Чезаре Браджи, проявив присущие ему такт и деликатность, тотчас пригласил мать Адрианы переехать в их дом и жить вместе с овдовевшей дочерью. Адриана, избавившись от тирании мужа и ощущая постоянную поддержку матери, стала понемногу приходить в себя, и если не обрела еще совершенного покоя, то, во всяком случае, перестала терзаться душой. Всем своим существом отдалась она заботам 6 детях, изливая на них всю любовь и нежность, которые сохранила в неприкосновенности за годы своей несчастливой супружеской жизни.

Чезаре, как и прежде, раз в год уезжал на континент и через месяц возвращался, нагруженный подарками: и невестке, и ее матери, и, конечно, племянникам, о которых всегда заботился по–отечески.

Женщинам было страшно в доме без мужчины, особенно по ночам.

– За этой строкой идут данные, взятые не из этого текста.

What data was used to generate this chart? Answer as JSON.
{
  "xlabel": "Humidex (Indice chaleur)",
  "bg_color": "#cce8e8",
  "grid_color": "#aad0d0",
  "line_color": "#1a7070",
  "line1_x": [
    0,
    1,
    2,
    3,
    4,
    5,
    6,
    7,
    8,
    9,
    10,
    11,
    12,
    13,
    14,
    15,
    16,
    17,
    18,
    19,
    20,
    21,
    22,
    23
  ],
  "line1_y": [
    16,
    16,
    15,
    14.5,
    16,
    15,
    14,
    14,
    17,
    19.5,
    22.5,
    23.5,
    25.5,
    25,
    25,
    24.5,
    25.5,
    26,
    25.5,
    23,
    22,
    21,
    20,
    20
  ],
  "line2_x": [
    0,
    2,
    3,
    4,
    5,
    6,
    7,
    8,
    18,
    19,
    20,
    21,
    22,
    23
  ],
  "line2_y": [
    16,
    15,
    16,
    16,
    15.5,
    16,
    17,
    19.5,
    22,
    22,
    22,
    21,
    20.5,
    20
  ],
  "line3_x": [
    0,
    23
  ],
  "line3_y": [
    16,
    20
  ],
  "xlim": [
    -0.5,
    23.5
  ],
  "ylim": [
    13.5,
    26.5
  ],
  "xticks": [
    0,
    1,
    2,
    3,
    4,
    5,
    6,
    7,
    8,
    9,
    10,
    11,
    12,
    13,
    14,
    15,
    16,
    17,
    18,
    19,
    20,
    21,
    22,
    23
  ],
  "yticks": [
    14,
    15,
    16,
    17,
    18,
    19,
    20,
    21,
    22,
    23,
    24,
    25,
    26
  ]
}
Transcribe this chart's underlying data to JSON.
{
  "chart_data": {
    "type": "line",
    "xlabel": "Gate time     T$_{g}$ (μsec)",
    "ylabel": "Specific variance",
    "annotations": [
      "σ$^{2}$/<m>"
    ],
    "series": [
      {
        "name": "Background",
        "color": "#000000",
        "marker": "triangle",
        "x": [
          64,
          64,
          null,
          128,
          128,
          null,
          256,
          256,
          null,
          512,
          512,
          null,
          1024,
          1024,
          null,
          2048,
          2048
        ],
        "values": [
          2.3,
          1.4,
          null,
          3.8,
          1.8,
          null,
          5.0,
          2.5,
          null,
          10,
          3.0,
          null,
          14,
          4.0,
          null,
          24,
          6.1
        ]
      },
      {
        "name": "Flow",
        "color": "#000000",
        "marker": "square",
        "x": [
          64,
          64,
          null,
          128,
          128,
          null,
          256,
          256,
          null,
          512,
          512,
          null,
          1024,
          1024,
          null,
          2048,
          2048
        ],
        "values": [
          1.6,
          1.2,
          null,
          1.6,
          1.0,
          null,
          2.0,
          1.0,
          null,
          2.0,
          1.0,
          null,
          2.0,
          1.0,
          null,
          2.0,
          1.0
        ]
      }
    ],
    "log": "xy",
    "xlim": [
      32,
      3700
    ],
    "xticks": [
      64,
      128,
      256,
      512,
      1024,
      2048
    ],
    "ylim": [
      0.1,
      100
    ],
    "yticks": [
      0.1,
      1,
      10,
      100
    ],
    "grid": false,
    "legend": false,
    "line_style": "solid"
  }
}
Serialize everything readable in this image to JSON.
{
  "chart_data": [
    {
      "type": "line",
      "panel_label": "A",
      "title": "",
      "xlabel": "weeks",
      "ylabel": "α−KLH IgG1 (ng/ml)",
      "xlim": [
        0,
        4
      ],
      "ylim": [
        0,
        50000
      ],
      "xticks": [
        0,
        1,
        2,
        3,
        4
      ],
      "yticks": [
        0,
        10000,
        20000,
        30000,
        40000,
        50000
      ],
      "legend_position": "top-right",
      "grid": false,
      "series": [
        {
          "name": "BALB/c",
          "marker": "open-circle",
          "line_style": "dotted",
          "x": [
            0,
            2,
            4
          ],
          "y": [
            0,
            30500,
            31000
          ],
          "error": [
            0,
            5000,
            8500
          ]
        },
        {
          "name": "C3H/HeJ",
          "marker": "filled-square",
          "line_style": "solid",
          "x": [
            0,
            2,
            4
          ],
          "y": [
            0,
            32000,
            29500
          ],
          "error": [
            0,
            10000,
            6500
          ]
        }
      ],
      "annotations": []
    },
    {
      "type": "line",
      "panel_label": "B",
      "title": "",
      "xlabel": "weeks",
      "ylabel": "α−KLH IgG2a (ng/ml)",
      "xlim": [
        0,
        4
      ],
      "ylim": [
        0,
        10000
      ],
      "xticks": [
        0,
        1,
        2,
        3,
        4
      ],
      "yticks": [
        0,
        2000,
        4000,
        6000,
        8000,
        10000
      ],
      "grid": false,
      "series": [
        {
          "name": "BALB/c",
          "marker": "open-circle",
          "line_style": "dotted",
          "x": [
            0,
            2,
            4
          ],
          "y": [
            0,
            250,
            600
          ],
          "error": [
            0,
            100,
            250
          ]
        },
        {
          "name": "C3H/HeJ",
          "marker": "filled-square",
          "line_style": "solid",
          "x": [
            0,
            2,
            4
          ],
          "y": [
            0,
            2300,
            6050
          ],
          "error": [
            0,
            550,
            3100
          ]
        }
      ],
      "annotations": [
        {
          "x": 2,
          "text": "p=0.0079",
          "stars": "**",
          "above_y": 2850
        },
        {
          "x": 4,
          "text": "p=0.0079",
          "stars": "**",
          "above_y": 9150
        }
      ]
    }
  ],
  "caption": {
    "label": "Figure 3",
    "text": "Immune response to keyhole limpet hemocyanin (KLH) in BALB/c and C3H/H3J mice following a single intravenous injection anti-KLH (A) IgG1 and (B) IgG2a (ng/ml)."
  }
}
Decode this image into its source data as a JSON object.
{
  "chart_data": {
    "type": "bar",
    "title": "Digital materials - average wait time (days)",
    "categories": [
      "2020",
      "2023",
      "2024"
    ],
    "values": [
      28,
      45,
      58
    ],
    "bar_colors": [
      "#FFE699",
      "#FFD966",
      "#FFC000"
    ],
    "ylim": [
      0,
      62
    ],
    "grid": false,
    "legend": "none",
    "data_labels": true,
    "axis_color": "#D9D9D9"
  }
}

А днем Адриане казалось, что в тишине, которая с отъездом Чезаре стала еще более глубокой и зловещей, таится какая–то страшная угроза, нависшая над всем домом; мороз пробегал у нее по коже, всякий раз как она слышала скрип блока над горловиной чистерны, когда ветер тряс веревку. Но неужели ради двух женщин и двух мальчишек, которые, собственно говоря, не составляли его семьи, Чезаре должен был лишать себя единственного праздника за целый год отупляющей скуки в кругу одних и тех же будничных дел? Ведь он мог бы и вовсе ни о ком не заботиться, жить в свое удовольствие, наслаждаться свободой, раз уж брат, женившись, лишил его возможности завести собственную семью; он же вместо того — надо отдать ему должное — все свои короткие часы досуга посвящал заботам о доме, о племянниках–сиротах.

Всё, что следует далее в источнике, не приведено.